Perhaps low pride is proof of an American awakening. In any case, "pride" is an interesting concept.

Google tells me, "Pride is a positive emotional response or attitude to something with an intimate connection to oneself, due to its perceived value. This may be one's own abilities or achievements, positive characteristics of friends or family, or one's country." It is derived, however (still according to Google), from the Late Old English "pryde", meaning "excessive self-esteem".

So, while pride may be a positive emotion, a normal feeling common to all people at one time or another when justified by circumstances, clearly there is a point at which pride can become excessive, especially when there is insufficient circumstantial justification. So I am proud when my risotto ai carciofi is up to my Italian wife's high culinary standards, while she is proud when she is able to beat me at backgammon, a game I have played - even with strangers for money - since I was a child, while she played it for the first time when we were first locked down by the pandemic 14 months ago.

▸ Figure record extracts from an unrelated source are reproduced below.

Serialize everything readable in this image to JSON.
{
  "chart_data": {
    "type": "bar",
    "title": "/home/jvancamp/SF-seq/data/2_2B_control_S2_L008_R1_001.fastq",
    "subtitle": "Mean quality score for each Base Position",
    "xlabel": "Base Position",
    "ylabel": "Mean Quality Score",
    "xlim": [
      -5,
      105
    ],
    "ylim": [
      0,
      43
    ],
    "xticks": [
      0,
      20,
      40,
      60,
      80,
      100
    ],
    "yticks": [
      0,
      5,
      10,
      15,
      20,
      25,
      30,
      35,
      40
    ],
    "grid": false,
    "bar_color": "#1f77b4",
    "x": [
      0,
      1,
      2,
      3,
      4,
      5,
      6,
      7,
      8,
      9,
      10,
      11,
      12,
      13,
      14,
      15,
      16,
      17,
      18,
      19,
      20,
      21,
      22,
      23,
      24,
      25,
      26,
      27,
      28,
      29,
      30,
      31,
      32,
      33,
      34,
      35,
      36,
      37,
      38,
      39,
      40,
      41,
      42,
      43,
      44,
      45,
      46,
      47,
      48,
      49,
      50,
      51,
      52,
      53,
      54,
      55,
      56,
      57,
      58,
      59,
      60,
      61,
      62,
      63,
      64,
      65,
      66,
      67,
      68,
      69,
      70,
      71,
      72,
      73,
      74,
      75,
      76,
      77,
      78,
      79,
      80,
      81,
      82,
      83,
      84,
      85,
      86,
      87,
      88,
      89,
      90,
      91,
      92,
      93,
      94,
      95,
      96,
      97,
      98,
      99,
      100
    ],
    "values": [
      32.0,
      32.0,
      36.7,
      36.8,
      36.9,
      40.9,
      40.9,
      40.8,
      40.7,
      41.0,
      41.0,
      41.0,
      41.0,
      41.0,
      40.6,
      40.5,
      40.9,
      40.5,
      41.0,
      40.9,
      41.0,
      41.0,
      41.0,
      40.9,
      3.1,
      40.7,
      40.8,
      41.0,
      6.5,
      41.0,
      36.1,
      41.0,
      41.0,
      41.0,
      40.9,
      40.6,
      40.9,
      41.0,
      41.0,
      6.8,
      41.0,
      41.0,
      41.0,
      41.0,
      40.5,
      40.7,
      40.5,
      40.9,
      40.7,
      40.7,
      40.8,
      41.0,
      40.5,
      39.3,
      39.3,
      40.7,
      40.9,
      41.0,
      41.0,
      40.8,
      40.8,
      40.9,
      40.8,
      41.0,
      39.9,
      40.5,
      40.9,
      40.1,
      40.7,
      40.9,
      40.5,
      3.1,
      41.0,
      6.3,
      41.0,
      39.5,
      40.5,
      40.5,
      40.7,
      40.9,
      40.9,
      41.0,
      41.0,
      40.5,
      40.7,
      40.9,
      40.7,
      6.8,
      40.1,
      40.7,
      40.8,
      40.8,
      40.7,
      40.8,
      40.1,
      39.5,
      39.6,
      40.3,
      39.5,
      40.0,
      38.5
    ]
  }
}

But, should my wife be so proud of all the amazingly good Italian food she is able to cook that she dismisses me as a "burger-eater", or should I be so proud of my backgammon abilities that I dismiss her (occasional!) victory as "pure luck, my dear, you'd be nowhere without double sixes"? Pride may be a pleasurable, hard-to-hide emotion, natural and even inevitable in all of us, but when we express it with more than a faint smile it tends to irritate those around us. Natural self-esteem, when even slightly excessive, can become irritating in a big way. Like most good things, there is a limit.

If I had gone to war to fight the Nazis and done my duty to the utmost and survived to tell the tale, would I be entitled to feel proud about that? Sure. If students, after much study and worry and missed social occasions, ace their organic chemistry exam, do they have a right to feel proud? Of course. But if I'm watching the US Olympic Men's basketball team wipe up the court with some other nation's Olympic team, should I jump up (spilling beer all over myself) and begin screaming "USA! USA! We're number 1!"? No, I shouldn't, not unless my brother is Steph Curry or LeBron James.

To sum up, there is the pride of Democrats (faint smile, "Good job, Joe Biden.") And there is GOP pride (raised AR-15, "America, Love it or Leave it!).